The main problem with video (and sound) codecs is that they are patent encumbered. Therefore most of them can't be redistributed without violating some obscure patents in some obscure country. That's what Ogg (Vorbis and Theora) is addressing, the problem with Ogg being that no proprietary vendor has the courage nor the interest to push it forward[2]. As for moving to Flash it is even worse: there is no reliable Free Software implementation of the technology[3], the video codecs are even more encumbered (hello VP6), not solving the distribution problem (actually the Free Software implementations relies on the same code as the one I mentionned above, causing the same headache) And the current non-Free implementation of Flash is not even re-distribuable in its binary form, nor does it run on more than one variety of Linux arch: x86[4]. And given how reliable Adobe have been providing non-Free Linux support for Flash in the past[5], I'd guess pushing Flash is like putting all your eggs in the basket whose handles are about to break.

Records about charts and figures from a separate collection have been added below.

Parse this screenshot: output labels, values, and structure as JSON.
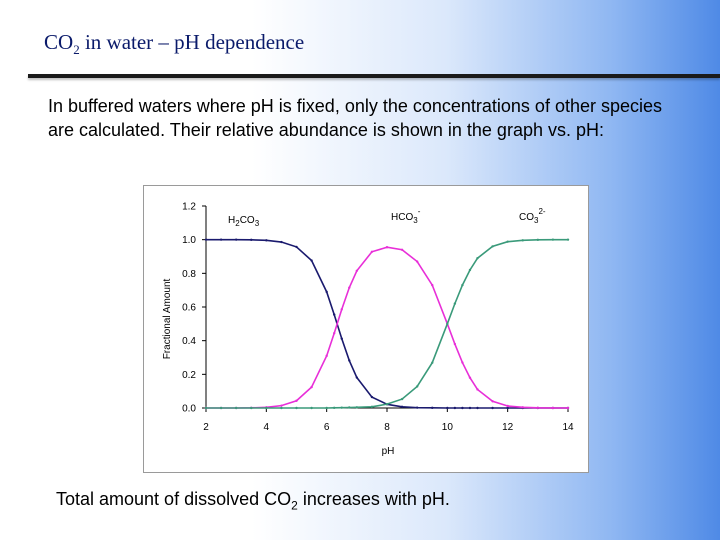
{
  "slide": {
    "title_main": "CO",
    "title_sub": "2",
    "title_rest": " in water – pH dependence",
    "intro": "In buffered waters where pH is fixed, only the concentrations of other species are calculated. Their relative abundance is shown in the graph vs. pH:",
    "footer_main": "Total amount of dissolved CO",
    "footer_sub": "2",
    "footer_rest": " increases with pH."
  },
  "chart_data": {
    "type": "line",
    "xlabel": "pH",
    "ylabel": "Fractional Amount",
    "xlim": [
      2,
      14
    ],
    "ylim": [
      0,
      1.2
    ],
    "x_ticks": [
      "2",
      "4",
      "6",
      "8",
      "10",
      "12",
      "14"
    ],
    "y_ticks": [
      "0.0",
      "0.2",
      "0.4",
      "0.6",
      "0.8",
      "1.0",
      "1.2"
    ],
    "grid": false,
    "x": [
      2.0,
      2.5,
      3.0,
      3.5,
      4.0,
      4.5,
      5.0,
      5.5,
      6.0,
      6.25,
      6.5,
      6.75,
      7.0,
      7.5,
      8.0,
      8.5,
      9.0,
      9.5,
      10.0,
      10.25,
      10.5,
      10.75,
      11.0,
      11.5,
      12.0,
      12.5,
      13.0,
      13.5,
      14.0
    ],
    "series": [
      {
        "name": "H2CO3",
        "color": "#1a1a6e",
        "values": [
          1.0,
          1.0,
          1.0,
          0.999,
          0.996,
          0.986,
          0.957,
          0.876,
          0.69,
          0.555,
          0.412,
          0.282,
          0.181,
          0.065,
          0.022,
          0.007,
          0.002,
          0.001,
          0.0,
          0.0,
          0.0,
          0.0,
          0.0,
          0.0,
          0.0,
          0.0,
          0.0,
          0.0,
          0.0
        ]
      },
      {
        "name": "HCO3-",
        "color": "#e82fd8",
        "values": [
          0.0,
          0.0,
          0.0,
          0.001,
          0.004,
          0.014,
          0.043,
          0.124,
          0.31,
          0.444,
          0.586,
          0.715,
          0.815,
          0.928,
          0.955,
          0.94,
          0.87,
          0.73,
          0.5,
          0.38,
          0.27,
          0.18,
          0.11,
          0.04,
          0.012,
          0.004,
          0.001,
          0.0,
          0.0
        ]
      },
      {
        "name": "CO32-",
        "color": "#3a9a7a",
        "values": [
          0.0,
          0.0,
          0.0,
          0.0,
          0.0,
          0.0,
          0.0,
          0.0,
          0.0,
          0.001,
          0.002,
          0.003,
          0.004,
          0.007,
          0.023,
          0.053,
          0.128,
          0.269,
          0.5,
          0.62,
          0.73,
          0.82,
          0.89,
          0.96,
          0.988,
          0.996,
          0.999,
          1.0,
          1.0
        ]
      }
    ],
    "labels": [
      {
        "main": "H",
        "sub1": "2",
        "mid": "CO",
        "sub2": "3",
        "sup": ""
      },
      {
        "main": "",
        "sub1": "",
        "mid": "HCO",
        "sub2": "3",
        "sup": "-"
      },
      {
        "main": "",
        "sub1": "",
        "mid": "CO",
        "sub2": "3",
        "sup": "2-"
      }
    ]
  }
}
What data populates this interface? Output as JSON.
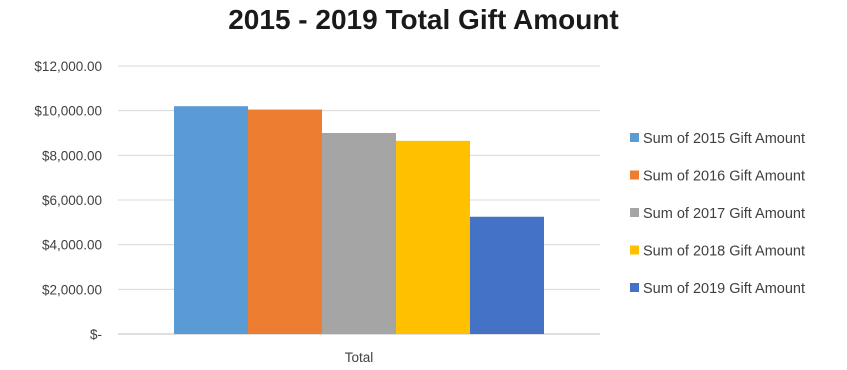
{
  "chart_data": {
    "type": "bar",
    "title": "2015 - 2019 Total Gift Amount",
    "categories": [
      "Total"
    ],
    "series": [
      {
        "name": "Sum of 2015 Gift Amount",
        "values": [
          10200
        ],
        "color": "#5B9BD5"
      },
      {
        "name": "Sum of 2016 Gift Amount",
        "values": [
          10050
        ],
        "color": "#ED7D31"
      },
      {
        "name": "Sum of 2017 Gift Amount",
        "values": [
          9000
        ],
        "color": "#A5A5A5"
      },
      {
        "name": "Sum of 2018 Gift Amount",
        "values": [
          8650
        ],
        "color": "#FFC000"
      },
      {
        "name": "Sum of 2019 Gift Amount",
        "values": [
          5250
        ],
        "color": "#4472C4"
      }
    ],
    "yticks": [
      0,
      2000,
      4000,
      6000,
      8000,
      10000,
      12000
    ],
    "ytick_labels": [
      "$-",
      "$2,000.00",
      "$4,000.00",
      "$6,000.00",
      "$8,000.00",
      "$10,000.00",
      "$12,000.00"
    ],
    "ylim": [
      0,
      12000
    ],
    "grid": true,
    "legend_position": "right"
  }
}
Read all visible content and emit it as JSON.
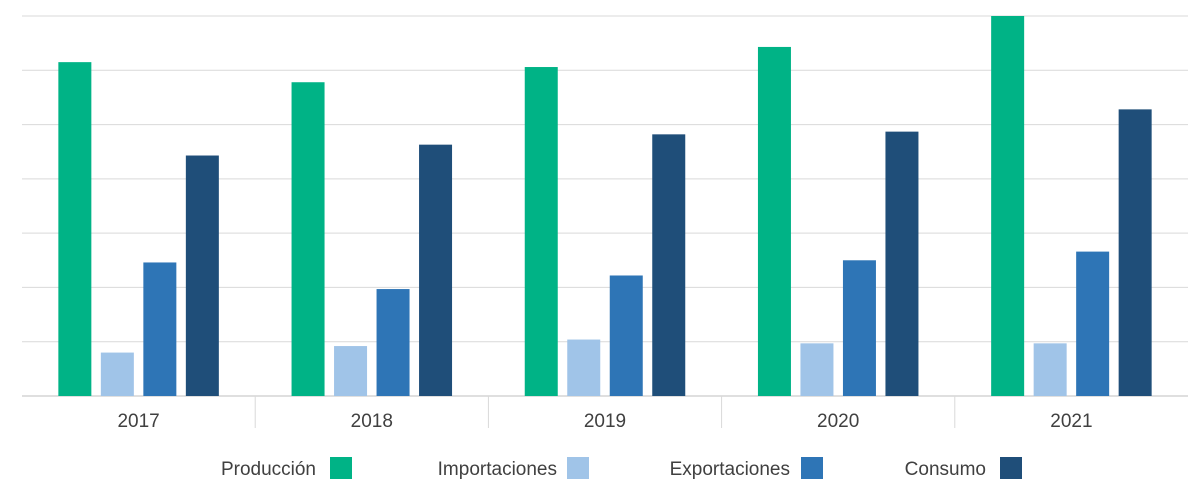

I don't use Linux because it is cool, I use Linux for the freedom it provides me. If I wanted to be cool, I would use MacOS X on a MacBookPro, have an iPod video with the latest "cool" song and video DRM'ed purchase on iTMS, would have bought a locked iPhone I couldn't use as a phone, and spend my time on MySpace, youtube, instead of trying push Free Software forward with all the other Free Software hackers.

Notes

[1] nothing personal, really, I just happen to disagree

[2] lot of examples to be given, but mostly the major two are just pushing their own agenda to try to keep people prisonner to their system

[3] neither gnash nor swfdec are complete and stable at the moment

[4] you all know the hack involved in making it run on x86_64: SuSE for example ship Firefox in 32bits just to run the proprietary plugins

[5] remember Flash 8 on Linux?

Thursday 12 July 2007

CUPS sell out

According to CUPS.org, Apple has purchased the company behind CUPS and the Copyright of CUPS source code. Apparently this does not affect licensing of the current version of CUPS, still under GPL2/LGPL2, but I wouldn't be that optimist about the future. Note that in the past Apple had already paid a premium for a license exception that allowed them to evade the GPL2, and even though they published their modification to CUPS itself, they never released the whole stack as they would have if it at been GPL2.

Time will tell... but I'd recommend starting to mirror everything just in case Apple pull the plugs.